Il débute la guerre comme sergent fourrier au 131e R.I. (Régiment d’Infanterie) à Orléans. Le 25 août, il rejoint son régiment sur le front, en Argonne puis dans la Somme.
En janvier 1917, il est dans l’Aisne, aux environs de Concevreux - Ventelay, où il est chargé du cantonnement.
Comme beaucoup d’autres, son chemin passe par Roucy, notamment pendant l’offensive Nivelle d’avril 1917.
Le 19 juillet 1917, à la suite d’une circulaire concernant les pères de quatre enfants, il quittera le 131e R.I. pour intégrer le 66e R.I.T. (Régiment d’infanterie territoriale).
Le sergent fourrier Octave Désiré Marchand a tenu ses carnets de route du 1er août 1914 au lendemain de l’armistice de 1918.

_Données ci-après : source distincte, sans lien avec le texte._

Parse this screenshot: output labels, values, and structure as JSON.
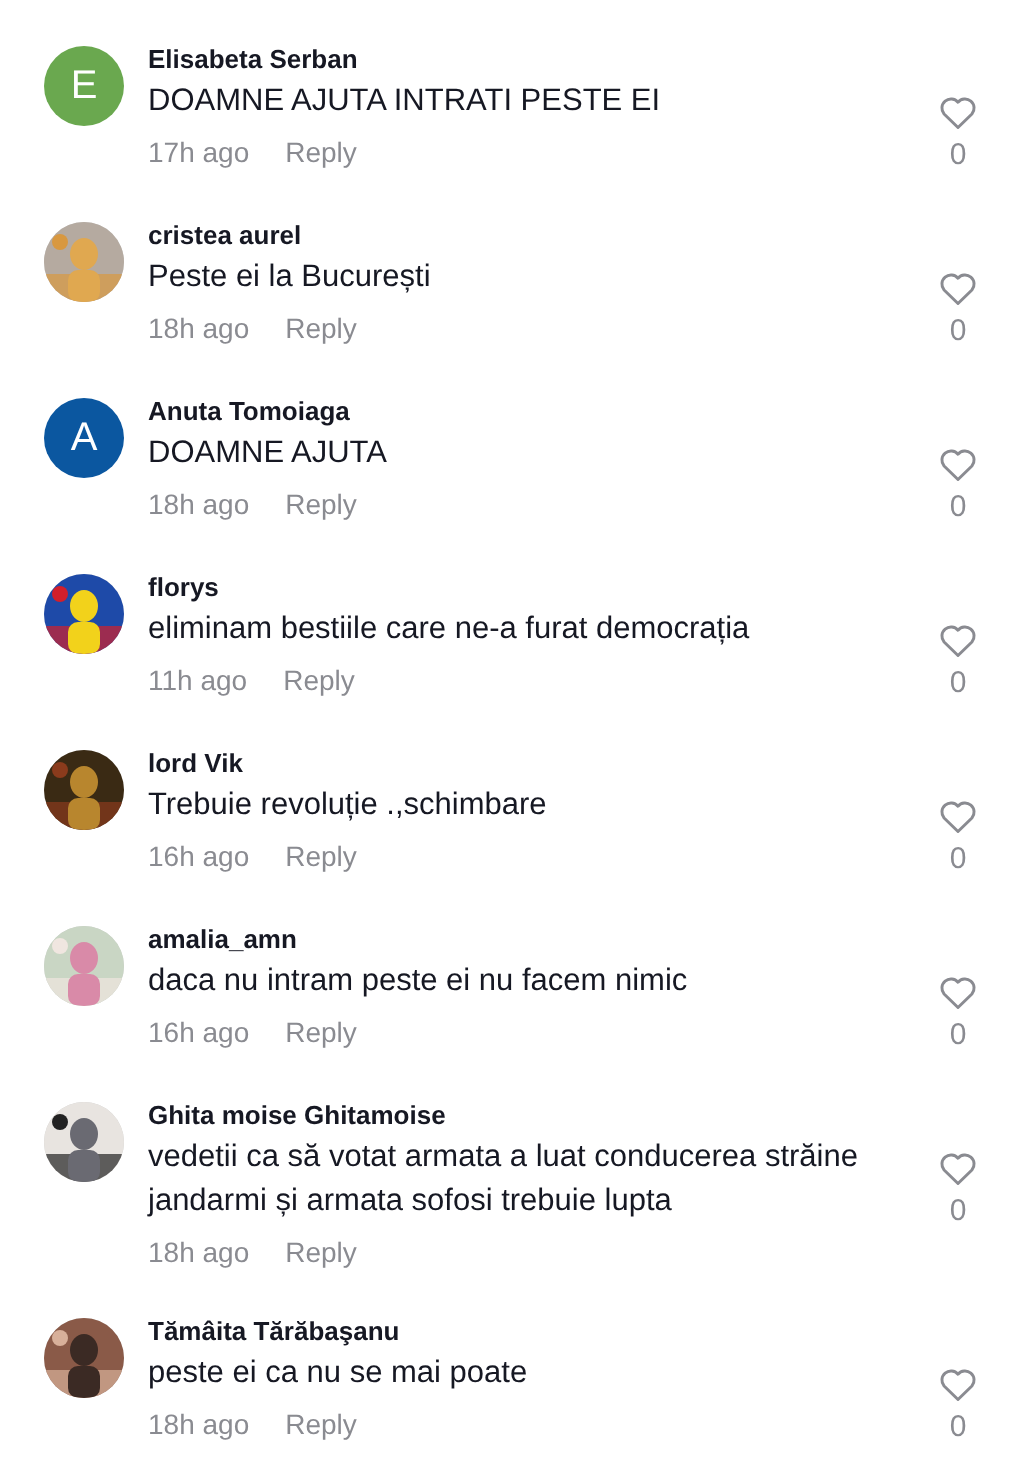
{
  "comments": [
    {
      "author": "Elisabeta Serban",
      "text": "DOAMNE AJUTA INTRATI PESTE EI",
      "time": "17h ago",
      "reply": "Reply",
      "likes": "0",
      "liked": false,
      "avatar": {
        "kind": "letter",
        "letter": "E",
        "color": "#6aa84f"
      }
    },
    {
      "author": "cristea aurel",
      "text": "Peste ei la București",
      "time": "18h ago",
      "reply": "Reply",
      "likes": "0",
      "liked": false
    },
    {
      "author": "Anuta Tomoiaga",
      "text": "DOAMNE AJUTA",
      "time": "18h ago",
      "reply": "Reply",
      "likes": "0",
      "liked": false,
      "avatar": {
        "kind": "letter",
        "letter": "A",
        "color": "#0b57a0"
      }
    },
    {
      "author": "florys",
      "text": "eliminam bestiile care ne-a furat democrația",
      "time": "11h ago",
      "reply": "Reply",
      "likes": "0",
      "liked": false
    },
    {
      "author": "lord Vik",
      "text": "Trebuie revoluție .,schimbare",
      "time": "16h ago",
      "reply": "Reply",
      "likes": "0",
      "liked": false
    },
    {
      "author": "amalia_amn",
      "text": "daca nu intram peste ei nu facem nimic",
      "time": "16h ago",
      "reply": "Reply",
      "likes": "0",
      "liked": false
    },
    {
      "author": "Ghita moise Ghitamoise",
      "text": "vedetii ca să votat armata a luat conducerea străine jandarmi și armata sofosi trebuie lupta",
      "time": "18h ago",
      "reply": "Reply",
      "likes": "0",
      "liked": false
    },
    {
      "author": "Tămâita Tărăbaşanu",
      "text": "peste ei ca nu se mai poate",
      "time": "18h ago",
      "reply": "Reply",
      "likes": "0",
      "liked": false
    }
  ]
}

Dès le 18 septembre 1914, il écrit : « Ces douleurs, ces plaintes, cette horrible vision du sang qui coule à flot des blessures, n’ont plus d’effet sur moi ; mon cœur, jadis si sensible, est devenu dur comme pierre. »

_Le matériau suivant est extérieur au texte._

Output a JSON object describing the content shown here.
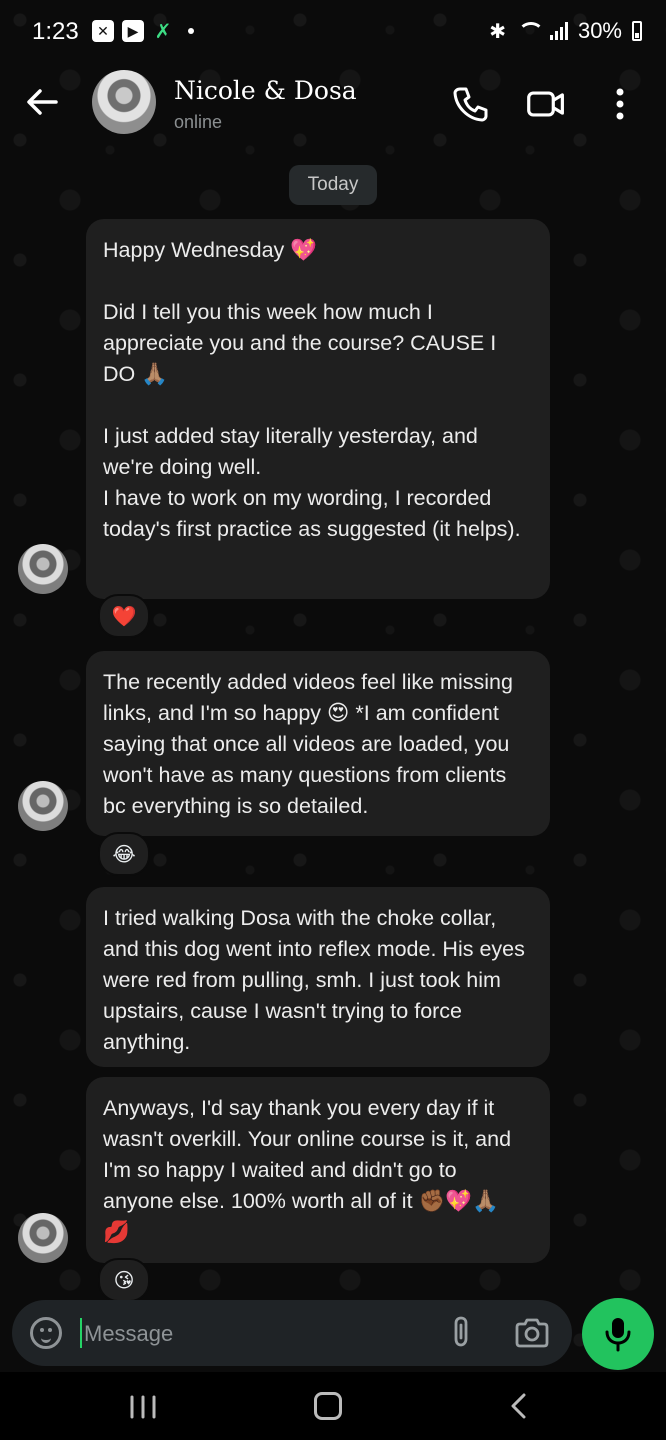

Et le 3 janvier 1915, il note : « les pauvres condamnés à mort que nous sommes ! »
C’est à sa petite-fille, Christiane Marchand Burgan, que l’on doit de connaître ce document exceptionnel, publié en 1999 aux Editions Osmondes, sous le titre L’Enfer au quotidien. Carnets de route.
Nous en extrayons quelques courts extraits concernant notre village.
Pages 353-354 (il cantonne alors à Concevreux).
« 13 Janvier (1917)
Après la soupe du matin, je me rends, pour les besoins du service, à la Prévôté de la 69ème d’Infanterie de Roucy.
En cours de route, je remarque que toutes les routes, et la ligne de chemin de fer départemental, sont camouflées, avec des branchages et des toiles, pour les cacher aux vues de l’ennemi.
Roucy, la Grande Rue, camouflée par des toiles.
A Roucy, je remarque : Le château, établi sur une colline, au milieu du village qu’il domine, a reçu plusieurs obus, l’aile Nord et la couverture sont endommagées, plusieurs arbres du parc entourant le château sont coupés par les obus.
Le château de Roucy endommagé.
Les restes d’une abbaye, se trouvant en face du château, de l’autre côté de la rue.
Un certain nombre de maisons, touchées par les obus.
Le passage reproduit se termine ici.